Il serait bon que l’initiative fût prise par les chefs mêmes de l’industrie, car si, sous la pression de nécessités redoutables, c’est l’État qui impose la mesure, il le fera, selon l’usage presque constant, sans souplesse et dans des proportions excessives. Que l’on se souvienne de la révolution du 24 février 1848, faite pour obtenir ce que l’on nommait alors l’adjonction des capacités, c’est-à-dire l’extension du droit de vote. Le premier soin du gouvernement provisoire fut la proclamation du suffrage universel, qui, d’emblée, engloba toutes les capacités et même toutes les incapacités.
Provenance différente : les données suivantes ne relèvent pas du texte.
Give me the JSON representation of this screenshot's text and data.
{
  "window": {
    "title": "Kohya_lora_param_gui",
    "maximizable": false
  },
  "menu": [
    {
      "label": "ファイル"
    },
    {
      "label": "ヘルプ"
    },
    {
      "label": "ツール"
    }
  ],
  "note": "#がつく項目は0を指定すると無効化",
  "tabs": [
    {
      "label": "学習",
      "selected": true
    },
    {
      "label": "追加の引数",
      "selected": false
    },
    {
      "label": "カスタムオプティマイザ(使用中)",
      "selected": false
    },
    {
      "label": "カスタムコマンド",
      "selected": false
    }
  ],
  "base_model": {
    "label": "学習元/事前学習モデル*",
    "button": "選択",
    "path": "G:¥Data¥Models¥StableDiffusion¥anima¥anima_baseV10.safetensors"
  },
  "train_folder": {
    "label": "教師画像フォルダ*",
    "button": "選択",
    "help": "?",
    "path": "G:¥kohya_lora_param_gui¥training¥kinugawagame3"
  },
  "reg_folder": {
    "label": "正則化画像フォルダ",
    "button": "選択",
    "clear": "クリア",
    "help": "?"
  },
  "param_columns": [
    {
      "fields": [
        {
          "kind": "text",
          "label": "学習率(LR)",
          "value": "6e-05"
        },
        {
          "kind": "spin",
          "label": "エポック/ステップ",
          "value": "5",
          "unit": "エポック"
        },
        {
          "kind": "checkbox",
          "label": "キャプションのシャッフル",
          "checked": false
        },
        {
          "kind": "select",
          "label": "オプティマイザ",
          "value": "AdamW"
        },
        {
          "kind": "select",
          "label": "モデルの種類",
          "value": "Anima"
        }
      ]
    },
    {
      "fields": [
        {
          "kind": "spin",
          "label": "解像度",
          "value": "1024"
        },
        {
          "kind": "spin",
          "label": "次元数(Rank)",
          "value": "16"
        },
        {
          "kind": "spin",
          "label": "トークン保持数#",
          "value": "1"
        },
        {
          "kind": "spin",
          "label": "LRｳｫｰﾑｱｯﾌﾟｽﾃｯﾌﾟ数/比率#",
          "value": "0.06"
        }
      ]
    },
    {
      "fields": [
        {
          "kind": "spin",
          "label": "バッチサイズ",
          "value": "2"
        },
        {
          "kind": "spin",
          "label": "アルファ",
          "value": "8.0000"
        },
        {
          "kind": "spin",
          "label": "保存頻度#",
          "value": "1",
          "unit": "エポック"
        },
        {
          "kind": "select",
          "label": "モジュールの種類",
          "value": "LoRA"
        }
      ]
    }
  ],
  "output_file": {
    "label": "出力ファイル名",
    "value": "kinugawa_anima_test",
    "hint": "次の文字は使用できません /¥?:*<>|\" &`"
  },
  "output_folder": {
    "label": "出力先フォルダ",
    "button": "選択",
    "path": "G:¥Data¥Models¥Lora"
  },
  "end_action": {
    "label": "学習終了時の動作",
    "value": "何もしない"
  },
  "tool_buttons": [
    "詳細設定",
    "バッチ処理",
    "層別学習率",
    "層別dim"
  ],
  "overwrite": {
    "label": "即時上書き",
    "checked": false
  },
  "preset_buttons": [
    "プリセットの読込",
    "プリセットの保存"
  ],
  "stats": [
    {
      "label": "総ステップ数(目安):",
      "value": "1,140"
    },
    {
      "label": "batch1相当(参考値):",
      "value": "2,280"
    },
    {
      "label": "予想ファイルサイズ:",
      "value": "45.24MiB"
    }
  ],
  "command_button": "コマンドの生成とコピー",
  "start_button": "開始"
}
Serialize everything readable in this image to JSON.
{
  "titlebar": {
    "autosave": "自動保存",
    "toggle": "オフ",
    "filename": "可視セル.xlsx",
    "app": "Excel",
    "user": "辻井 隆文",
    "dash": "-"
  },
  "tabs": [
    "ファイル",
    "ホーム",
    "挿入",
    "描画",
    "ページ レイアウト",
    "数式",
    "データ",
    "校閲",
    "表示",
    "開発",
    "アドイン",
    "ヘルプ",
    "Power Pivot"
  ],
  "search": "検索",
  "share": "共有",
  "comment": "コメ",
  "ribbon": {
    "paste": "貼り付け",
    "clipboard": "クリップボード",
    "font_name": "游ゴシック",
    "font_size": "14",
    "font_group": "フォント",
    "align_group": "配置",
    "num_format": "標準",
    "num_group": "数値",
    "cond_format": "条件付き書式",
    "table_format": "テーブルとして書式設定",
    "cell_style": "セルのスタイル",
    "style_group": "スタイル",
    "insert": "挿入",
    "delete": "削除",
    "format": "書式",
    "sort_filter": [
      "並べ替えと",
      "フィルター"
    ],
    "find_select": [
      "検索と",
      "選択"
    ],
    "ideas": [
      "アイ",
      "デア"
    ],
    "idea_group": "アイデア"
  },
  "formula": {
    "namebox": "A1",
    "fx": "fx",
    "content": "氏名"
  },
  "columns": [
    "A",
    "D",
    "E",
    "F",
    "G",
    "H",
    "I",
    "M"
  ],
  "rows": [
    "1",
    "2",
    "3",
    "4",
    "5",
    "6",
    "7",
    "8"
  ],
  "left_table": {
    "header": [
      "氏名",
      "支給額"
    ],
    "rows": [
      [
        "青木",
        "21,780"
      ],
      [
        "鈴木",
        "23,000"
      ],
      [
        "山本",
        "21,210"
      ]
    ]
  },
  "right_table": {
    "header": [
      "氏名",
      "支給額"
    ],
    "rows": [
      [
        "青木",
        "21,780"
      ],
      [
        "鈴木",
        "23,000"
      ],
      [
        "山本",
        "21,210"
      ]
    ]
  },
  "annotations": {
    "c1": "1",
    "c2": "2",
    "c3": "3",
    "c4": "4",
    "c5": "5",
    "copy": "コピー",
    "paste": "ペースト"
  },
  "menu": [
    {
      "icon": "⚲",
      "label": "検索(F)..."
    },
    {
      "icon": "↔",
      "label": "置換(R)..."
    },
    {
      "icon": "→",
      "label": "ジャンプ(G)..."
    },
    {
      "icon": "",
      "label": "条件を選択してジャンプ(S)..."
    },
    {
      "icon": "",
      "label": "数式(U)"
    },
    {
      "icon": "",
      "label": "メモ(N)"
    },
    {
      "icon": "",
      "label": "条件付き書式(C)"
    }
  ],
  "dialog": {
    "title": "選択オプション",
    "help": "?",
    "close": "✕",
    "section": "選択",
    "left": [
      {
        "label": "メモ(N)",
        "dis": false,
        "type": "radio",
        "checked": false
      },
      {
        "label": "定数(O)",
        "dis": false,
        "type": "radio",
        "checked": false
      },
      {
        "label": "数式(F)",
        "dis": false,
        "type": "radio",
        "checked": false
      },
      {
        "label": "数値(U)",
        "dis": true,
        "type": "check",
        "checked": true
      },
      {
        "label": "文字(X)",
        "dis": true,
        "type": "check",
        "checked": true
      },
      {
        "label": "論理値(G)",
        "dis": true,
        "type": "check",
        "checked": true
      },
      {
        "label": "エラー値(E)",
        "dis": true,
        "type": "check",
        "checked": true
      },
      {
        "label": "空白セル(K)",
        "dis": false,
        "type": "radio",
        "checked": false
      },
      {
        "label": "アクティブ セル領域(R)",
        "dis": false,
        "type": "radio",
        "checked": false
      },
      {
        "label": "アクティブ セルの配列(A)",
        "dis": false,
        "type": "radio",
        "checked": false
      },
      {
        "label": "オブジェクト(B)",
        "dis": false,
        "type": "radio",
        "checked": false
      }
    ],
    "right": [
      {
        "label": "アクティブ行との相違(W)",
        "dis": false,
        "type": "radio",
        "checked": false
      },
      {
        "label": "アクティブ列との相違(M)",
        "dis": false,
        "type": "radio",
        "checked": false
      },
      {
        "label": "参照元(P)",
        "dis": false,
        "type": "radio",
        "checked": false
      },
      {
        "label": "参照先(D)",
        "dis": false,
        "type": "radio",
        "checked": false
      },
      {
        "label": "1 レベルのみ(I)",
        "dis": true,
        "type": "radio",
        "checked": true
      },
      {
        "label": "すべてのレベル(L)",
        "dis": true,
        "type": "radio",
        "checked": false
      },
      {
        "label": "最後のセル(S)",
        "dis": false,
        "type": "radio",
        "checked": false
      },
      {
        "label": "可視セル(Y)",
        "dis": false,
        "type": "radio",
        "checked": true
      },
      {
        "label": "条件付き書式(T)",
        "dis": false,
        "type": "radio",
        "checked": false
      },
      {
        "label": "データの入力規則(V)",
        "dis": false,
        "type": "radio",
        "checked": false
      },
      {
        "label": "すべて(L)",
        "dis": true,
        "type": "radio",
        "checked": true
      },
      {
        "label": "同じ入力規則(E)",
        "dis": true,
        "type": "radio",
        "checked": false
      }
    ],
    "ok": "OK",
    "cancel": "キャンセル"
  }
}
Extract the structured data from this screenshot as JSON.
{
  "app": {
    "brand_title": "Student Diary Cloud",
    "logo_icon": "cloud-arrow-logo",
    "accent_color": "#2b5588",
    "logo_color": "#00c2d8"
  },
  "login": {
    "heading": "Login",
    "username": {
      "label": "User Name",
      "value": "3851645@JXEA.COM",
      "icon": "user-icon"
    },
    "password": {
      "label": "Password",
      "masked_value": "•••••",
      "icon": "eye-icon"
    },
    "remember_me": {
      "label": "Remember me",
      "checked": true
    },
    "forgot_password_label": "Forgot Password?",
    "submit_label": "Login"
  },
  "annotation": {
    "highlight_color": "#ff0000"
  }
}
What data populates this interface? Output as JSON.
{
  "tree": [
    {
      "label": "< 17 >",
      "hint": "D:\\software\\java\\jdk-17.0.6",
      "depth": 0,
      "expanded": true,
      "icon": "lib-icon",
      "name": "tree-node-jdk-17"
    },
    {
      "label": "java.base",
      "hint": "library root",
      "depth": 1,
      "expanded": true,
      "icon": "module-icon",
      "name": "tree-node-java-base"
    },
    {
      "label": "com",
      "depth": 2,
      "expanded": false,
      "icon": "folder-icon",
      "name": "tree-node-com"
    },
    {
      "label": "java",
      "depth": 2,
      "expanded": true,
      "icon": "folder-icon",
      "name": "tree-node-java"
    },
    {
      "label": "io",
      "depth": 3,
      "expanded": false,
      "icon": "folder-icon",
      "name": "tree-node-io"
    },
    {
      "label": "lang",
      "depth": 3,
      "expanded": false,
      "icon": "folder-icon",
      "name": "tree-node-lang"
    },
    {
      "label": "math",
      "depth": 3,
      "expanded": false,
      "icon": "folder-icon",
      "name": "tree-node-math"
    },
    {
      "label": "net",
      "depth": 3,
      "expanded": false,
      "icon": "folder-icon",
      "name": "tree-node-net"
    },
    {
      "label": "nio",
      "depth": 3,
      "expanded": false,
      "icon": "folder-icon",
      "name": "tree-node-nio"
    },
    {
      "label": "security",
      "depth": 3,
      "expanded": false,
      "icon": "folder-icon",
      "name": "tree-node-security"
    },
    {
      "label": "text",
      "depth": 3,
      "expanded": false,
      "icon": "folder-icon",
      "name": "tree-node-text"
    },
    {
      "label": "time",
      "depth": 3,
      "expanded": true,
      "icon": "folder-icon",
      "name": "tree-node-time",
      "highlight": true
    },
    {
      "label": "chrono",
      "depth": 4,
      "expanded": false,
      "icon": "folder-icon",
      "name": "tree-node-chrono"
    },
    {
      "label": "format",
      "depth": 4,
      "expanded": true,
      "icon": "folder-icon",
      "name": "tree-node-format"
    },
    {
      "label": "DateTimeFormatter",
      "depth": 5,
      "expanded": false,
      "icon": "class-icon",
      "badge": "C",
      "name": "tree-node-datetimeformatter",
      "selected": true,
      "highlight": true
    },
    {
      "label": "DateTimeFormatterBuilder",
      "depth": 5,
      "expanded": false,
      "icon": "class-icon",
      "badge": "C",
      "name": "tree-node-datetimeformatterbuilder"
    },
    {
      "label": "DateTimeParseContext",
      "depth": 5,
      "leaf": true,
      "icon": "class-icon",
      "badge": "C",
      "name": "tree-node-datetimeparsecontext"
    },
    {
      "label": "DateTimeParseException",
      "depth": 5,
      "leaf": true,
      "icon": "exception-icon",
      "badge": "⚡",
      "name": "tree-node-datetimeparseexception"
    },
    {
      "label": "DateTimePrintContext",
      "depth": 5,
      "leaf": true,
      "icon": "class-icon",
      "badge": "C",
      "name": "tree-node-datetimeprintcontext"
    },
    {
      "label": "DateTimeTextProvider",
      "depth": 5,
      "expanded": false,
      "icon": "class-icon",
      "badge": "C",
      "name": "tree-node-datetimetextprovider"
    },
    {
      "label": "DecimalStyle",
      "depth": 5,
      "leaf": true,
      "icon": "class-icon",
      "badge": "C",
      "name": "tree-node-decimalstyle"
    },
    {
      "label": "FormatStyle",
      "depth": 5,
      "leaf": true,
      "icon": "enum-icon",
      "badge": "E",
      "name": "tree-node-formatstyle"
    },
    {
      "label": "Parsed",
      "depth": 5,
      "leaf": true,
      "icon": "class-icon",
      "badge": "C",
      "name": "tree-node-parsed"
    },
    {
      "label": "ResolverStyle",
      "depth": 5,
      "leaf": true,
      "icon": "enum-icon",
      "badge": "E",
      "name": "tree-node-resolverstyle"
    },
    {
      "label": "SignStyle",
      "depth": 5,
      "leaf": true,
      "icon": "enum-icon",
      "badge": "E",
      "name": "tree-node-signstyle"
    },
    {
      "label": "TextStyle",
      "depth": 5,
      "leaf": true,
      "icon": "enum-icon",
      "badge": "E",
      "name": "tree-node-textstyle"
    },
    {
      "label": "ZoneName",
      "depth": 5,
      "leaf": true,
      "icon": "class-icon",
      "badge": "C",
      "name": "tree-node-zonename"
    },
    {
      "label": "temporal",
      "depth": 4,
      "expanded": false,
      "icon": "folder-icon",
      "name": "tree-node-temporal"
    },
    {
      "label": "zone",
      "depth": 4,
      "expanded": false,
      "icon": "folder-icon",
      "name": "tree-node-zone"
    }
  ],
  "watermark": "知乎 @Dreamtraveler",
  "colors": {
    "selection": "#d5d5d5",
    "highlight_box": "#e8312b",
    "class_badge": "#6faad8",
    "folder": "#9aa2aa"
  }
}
Il est à craindre que les questions d’économie sociale ne soient résolues de la sorte, si des réformes ne sont pas adoptées par les personnes les plus intéressées à la conservation de la grande industrie, c’est-à-dire par les grands industriels.

Peut-être ne suis-je qu’un vieil homme halluciné par son rêve, mais je me figure que les relations parfois si aiguës entre ouvriers et patrons s’adouciraient, si quelque sacrifice était consenti en vue de fondations consacrées à la vieillesse indigente ; je m’imagine que l’ouvrier aurait de moins âpres revendications, qu’il manierait son outil avec plus de courage, qu’il resterait plus fidèle à son atelier, qu’il se méfierait moins de ceux qui guident son labeur, si, au bout de sa vie active, comme récompense due à sa collaboration et à son assiduité, il apercevait une maison de retraite où il pourra vieillir sans misère et mourir en paix.


MAXIME DU CAMP.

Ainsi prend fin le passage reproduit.